Thermo-economic optimization of an adiabatic compressed air energy storage system including system dynamics

Abstract

[EN]Adiabatic compressed air energy storage is a promising, in-development technology for storing renewable energy, for instance, from wind parks or photovoltaic installations. This work presents a multi-objective thermoeconomic optimization analysis. It is based on a dynamic model of the plant’s thermodynamic performance, in which the dynamics of the thermal energy storage (packed-bed type) and the charge and discharge processes of the air reservoir are solved in detail. A plant configuration, as determined from previous work in our group, with a priori good round-trip efficiencies (around 0.76–0.78), is considered the starting point. It encompasses two-stage compression and expansion trains, along with two radial packedbeds (utilizing either sensible or phase-change materials) to capitalize on the cooling between compression steps. In the developed optimization procedure, the levelized cost of storage (LCoS) and the total capital expenditure (CAPEX) are taken as key performance indicators. The decision variables include, among others, mass flows, thermal energy storage dimensions, maximum and minimum cavern pressures, and the symmetry of the pressure ratios between compressors and turbines. The optimization procedure uses an NSGA-II genetic algorithm. One of the main novelties of the work is that accurate dynamic simulations have been used to obtain Pareto fronts. They are analyzed from different perspectives: the size, geometry, and materials of the packedbeds; the type of compressor (axial or centrifugal); energetic factors such as input and output energy and power; the maximum pressures in the cavern; and the mass flows in the charge and discharge processes.

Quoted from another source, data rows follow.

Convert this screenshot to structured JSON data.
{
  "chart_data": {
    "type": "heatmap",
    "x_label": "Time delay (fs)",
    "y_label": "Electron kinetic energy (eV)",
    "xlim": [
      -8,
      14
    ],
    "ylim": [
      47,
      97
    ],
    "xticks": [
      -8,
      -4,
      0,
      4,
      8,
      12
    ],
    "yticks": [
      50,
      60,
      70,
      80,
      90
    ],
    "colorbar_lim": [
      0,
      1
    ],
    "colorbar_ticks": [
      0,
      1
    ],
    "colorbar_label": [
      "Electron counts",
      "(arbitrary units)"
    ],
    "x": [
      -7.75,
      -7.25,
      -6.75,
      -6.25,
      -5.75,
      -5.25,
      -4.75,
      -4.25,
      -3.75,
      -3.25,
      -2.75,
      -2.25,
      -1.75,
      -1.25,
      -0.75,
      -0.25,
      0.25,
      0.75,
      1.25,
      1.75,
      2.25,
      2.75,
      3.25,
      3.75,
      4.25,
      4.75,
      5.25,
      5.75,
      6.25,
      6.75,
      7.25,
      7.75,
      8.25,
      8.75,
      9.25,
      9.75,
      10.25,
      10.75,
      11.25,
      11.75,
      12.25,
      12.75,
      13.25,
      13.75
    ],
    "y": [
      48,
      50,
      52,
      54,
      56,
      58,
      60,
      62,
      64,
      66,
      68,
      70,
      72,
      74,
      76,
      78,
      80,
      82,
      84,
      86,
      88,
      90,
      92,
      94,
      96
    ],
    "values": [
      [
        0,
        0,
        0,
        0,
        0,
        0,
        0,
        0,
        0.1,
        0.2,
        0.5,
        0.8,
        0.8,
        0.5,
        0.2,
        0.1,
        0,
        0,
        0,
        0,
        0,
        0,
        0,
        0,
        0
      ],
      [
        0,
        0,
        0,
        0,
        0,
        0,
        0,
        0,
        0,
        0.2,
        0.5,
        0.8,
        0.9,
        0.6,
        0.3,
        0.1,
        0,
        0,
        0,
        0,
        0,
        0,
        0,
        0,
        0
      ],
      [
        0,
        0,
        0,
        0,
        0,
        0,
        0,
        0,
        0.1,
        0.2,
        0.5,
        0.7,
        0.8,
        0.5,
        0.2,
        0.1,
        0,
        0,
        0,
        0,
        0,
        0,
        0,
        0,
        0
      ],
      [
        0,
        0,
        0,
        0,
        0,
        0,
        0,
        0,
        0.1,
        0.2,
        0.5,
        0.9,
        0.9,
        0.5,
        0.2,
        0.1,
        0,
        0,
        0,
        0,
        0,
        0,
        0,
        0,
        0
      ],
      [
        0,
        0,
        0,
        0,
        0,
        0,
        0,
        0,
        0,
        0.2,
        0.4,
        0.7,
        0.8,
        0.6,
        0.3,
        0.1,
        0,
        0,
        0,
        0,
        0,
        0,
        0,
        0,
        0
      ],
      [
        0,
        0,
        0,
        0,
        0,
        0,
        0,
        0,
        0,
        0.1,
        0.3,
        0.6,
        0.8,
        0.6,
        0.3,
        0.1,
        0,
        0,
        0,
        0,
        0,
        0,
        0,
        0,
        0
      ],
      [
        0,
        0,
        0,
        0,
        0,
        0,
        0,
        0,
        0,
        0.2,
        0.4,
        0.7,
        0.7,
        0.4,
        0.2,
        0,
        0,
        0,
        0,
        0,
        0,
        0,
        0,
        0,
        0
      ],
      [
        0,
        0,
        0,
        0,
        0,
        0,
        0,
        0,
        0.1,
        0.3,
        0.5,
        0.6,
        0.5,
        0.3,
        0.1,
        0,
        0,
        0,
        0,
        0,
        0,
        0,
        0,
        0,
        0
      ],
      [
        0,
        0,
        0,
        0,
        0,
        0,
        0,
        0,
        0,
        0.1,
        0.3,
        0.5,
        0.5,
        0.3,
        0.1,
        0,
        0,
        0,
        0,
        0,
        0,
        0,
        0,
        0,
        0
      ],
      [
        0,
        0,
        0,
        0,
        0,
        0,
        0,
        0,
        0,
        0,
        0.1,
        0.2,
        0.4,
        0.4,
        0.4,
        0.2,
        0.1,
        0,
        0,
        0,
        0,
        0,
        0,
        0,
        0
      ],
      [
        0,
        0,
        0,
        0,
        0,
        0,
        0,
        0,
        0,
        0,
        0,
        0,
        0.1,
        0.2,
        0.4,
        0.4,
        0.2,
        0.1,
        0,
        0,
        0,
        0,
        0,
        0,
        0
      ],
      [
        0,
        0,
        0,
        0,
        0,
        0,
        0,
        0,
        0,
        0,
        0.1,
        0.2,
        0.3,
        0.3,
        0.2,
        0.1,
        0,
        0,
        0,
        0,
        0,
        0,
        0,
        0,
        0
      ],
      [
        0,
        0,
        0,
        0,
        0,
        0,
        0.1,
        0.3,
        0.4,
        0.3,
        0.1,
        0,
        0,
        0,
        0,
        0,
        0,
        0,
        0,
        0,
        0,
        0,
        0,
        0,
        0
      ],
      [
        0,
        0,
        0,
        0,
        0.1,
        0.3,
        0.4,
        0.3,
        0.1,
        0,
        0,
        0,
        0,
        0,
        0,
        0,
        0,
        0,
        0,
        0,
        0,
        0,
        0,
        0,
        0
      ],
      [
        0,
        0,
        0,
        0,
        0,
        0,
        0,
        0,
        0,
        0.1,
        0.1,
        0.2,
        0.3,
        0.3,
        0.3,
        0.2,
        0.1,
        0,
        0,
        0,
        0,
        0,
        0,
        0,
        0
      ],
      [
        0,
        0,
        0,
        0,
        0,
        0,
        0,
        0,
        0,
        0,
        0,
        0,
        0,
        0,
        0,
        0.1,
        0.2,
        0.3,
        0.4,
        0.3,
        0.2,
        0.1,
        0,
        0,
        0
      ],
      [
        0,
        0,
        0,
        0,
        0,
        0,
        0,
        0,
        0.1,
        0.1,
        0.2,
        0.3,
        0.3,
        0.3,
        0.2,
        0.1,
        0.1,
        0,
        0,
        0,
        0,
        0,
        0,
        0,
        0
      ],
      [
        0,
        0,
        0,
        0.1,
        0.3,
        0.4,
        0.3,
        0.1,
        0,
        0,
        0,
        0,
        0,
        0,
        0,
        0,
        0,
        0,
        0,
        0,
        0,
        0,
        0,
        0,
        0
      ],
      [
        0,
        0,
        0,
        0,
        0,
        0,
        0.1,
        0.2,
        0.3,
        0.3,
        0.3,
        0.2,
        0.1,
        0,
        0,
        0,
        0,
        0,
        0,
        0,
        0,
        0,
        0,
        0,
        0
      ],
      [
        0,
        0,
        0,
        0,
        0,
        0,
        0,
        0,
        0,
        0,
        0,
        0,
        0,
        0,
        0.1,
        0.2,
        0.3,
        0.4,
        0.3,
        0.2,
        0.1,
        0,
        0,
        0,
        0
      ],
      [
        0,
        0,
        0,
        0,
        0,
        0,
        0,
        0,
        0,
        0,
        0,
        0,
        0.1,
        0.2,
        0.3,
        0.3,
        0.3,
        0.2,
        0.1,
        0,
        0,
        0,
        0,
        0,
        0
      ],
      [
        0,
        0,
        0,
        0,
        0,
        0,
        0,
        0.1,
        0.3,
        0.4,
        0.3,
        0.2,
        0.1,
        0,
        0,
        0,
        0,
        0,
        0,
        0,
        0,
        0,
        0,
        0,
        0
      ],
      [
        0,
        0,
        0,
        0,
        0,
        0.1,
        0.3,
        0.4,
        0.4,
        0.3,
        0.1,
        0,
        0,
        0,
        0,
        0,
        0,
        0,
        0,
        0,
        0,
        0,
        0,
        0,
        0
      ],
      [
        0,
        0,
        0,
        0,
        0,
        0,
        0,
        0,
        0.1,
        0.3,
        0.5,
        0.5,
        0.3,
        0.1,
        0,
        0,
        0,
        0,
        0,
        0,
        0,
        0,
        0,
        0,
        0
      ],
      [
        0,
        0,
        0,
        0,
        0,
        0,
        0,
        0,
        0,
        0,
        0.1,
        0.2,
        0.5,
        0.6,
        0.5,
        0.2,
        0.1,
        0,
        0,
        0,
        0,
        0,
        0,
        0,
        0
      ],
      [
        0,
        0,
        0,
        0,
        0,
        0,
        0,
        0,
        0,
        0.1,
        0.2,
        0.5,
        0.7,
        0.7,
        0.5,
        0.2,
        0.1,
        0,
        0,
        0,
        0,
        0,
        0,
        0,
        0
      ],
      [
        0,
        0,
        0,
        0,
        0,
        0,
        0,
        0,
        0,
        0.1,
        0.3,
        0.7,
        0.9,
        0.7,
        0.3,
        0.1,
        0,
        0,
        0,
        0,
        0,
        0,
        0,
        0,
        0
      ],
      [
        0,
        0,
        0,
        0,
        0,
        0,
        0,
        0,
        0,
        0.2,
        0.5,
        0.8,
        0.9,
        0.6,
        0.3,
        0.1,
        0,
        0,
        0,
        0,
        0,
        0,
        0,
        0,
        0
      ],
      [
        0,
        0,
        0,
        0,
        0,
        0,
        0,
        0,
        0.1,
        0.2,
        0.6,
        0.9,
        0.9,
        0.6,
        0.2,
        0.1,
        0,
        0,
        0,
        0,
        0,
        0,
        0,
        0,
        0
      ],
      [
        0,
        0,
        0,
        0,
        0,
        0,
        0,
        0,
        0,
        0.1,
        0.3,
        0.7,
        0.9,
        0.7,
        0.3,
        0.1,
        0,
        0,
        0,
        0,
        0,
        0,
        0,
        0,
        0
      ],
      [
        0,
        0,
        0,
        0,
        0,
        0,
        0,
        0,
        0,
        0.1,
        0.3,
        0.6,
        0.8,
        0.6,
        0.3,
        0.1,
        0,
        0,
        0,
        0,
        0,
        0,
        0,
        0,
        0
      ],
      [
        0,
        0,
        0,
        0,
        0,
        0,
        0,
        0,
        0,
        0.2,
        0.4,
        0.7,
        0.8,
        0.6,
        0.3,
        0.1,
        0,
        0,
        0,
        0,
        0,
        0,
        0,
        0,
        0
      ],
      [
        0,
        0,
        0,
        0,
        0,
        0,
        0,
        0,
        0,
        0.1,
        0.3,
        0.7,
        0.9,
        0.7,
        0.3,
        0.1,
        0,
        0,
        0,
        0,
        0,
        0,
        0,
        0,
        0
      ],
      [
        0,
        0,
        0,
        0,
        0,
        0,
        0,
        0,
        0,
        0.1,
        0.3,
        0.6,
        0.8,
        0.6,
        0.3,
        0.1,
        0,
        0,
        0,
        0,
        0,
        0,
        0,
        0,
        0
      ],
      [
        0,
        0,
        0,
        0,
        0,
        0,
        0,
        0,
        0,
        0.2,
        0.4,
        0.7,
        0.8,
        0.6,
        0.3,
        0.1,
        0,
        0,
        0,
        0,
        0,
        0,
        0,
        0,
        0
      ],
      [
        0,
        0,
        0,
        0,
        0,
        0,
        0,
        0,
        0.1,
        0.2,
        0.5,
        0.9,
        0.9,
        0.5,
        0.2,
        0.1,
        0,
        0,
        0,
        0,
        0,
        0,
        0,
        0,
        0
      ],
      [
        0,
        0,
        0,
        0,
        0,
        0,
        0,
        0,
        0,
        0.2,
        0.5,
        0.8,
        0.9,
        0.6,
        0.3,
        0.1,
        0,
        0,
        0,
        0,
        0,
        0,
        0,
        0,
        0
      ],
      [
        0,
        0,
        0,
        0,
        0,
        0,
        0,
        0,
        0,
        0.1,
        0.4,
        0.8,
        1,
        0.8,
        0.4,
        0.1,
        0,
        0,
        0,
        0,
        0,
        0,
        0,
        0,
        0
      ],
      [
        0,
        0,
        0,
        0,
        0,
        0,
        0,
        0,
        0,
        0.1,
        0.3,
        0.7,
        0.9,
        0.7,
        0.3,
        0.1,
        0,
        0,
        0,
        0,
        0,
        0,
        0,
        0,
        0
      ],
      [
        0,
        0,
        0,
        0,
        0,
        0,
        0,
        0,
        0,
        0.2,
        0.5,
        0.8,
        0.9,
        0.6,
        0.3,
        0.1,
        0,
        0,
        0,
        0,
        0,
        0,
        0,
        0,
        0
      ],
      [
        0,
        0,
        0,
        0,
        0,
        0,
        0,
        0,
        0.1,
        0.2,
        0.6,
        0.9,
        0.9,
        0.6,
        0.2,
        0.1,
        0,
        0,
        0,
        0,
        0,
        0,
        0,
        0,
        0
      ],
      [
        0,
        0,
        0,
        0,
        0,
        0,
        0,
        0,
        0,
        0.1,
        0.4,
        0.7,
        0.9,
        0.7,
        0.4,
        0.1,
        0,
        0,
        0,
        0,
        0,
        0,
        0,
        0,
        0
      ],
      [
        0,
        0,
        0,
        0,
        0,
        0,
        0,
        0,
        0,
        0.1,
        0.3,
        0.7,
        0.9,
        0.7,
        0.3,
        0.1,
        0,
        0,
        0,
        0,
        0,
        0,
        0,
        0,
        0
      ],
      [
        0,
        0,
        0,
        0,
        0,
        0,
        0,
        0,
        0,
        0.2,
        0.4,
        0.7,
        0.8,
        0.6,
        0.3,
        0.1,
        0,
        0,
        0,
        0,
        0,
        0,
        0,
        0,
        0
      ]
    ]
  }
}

Values of LCoS are calculated with precision using realistic input data, resulting in approximately 80 e/MWh for a plant capable of storing 600 MWh (reference power of 200 MW for charge periods of 3 h) and electricity prices during charge of 50 e/MWh. The specific parameters and configurations that lead to those LCoS levels are made explicit. Furthermore, the influence of cavern costs, charging electricity prices, and idle time is analyzed in detail.